Tech Stack for This Website

website
Author

Daniel Pickem

Published

May 6, 2025

For the longest time I have been hosting some version of my website using WordPress, which was the style at the time (this is 2012 onwards but pre-ChatGPT). While I really enjoyed the flexibility and ease of use of WordPress, it’s always been cumbersome to actually host the website. My last setup was to use the most basic AWS EC2 instance and redirect my domain to it. That setup always came with a high maintenance burden given the fact that the container had to be kept up to date and the website content (i.e. the DB backing the website) had to be manually backed up.

The Tech Stack

After consulting ChatGPT I decided to go with a static website whose content is hosted on GitHub and rendered using Quarto. Instead of deploying the website directly via GitHub, I’m using Netlify to handle builds and deployment. The actual domain name, which I registered on Dreamhost, is just redirected to the Netlify URL.

Pros

  • Full control, blazing fast, easy to integrate MDX (Markdown + React), perfect for code-heavy tutorials.
  • Custom Domain: Easy to connect on both Vercel and Netlify.

Cons

  • Needs some dev setup. You write in Markdown or MDX.

A note about deployment

Publishing updates to the website is trivial with Quarto. Their publishing workflow is well-documented and well-integrated with Netlify. Overall, Quarto’s documenation is extensive which makes it easy to get started and get support.
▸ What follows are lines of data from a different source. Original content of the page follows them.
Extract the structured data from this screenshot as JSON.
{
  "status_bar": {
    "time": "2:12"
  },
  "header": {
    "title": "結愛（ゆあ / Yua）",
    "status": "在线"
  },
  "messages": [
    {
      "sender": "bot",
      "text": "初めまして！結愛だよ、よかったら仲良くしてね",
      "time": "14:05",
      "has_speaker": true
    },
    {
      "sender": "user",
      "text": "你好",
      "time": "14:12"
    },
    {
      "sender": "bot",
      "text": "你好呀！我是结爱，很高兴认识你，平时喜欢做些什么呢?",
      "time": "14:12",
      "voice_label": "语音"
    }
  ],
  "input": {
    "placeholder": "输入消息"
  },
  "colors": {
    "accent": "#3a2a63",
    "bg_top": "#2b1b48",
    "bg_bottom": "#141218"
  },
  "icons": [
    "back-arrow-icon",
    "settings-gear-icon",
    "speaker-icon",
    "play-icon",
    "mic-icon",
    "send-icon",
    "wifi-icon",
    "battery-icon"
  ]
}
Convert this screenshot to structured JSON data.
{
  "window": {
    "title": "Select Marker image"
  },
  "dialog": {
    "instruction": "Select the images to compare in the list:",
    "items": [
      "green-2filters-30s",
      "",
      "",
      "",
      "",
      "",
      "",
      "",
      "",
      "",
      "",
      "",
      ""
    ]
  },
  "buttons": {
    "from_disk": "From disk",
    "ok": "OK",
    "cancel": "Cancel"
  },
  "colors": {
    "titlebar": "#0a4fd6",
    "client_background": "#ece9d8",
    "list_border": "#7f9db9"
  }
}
All that’s required is to create a _publish.yml file in the root directory of the repository and executing the following command:

quarto publish netlify

The contents of the _publish.yml file look something like the following:

- source: project
  netlify:
    - id: "5f3abafe-68f9-4c1d-835b-9d668b892001"
      url: "https://danielpickem.com"

This tells Quarto to publish the website to Netlify and use the ID and URL from Netlify’s “Site settings” dashboard (see image below).

Netlify Site Settings

This blog post is already a useful tutorial as I just had to look up how to deploy the updated website to Netlify!

Quarto templates

Quarto also boasts an extensive gallery of templates for various use-cases (such as books, blogs, presentations, etc.). This website is using a blog template, in particular the one by Chris von Csefalvay - thanks Chris! Modifying an existing template gets you up and running really quickly, especially if you have an AI-assisted code editor like Cursor - but that’s a topic for another post.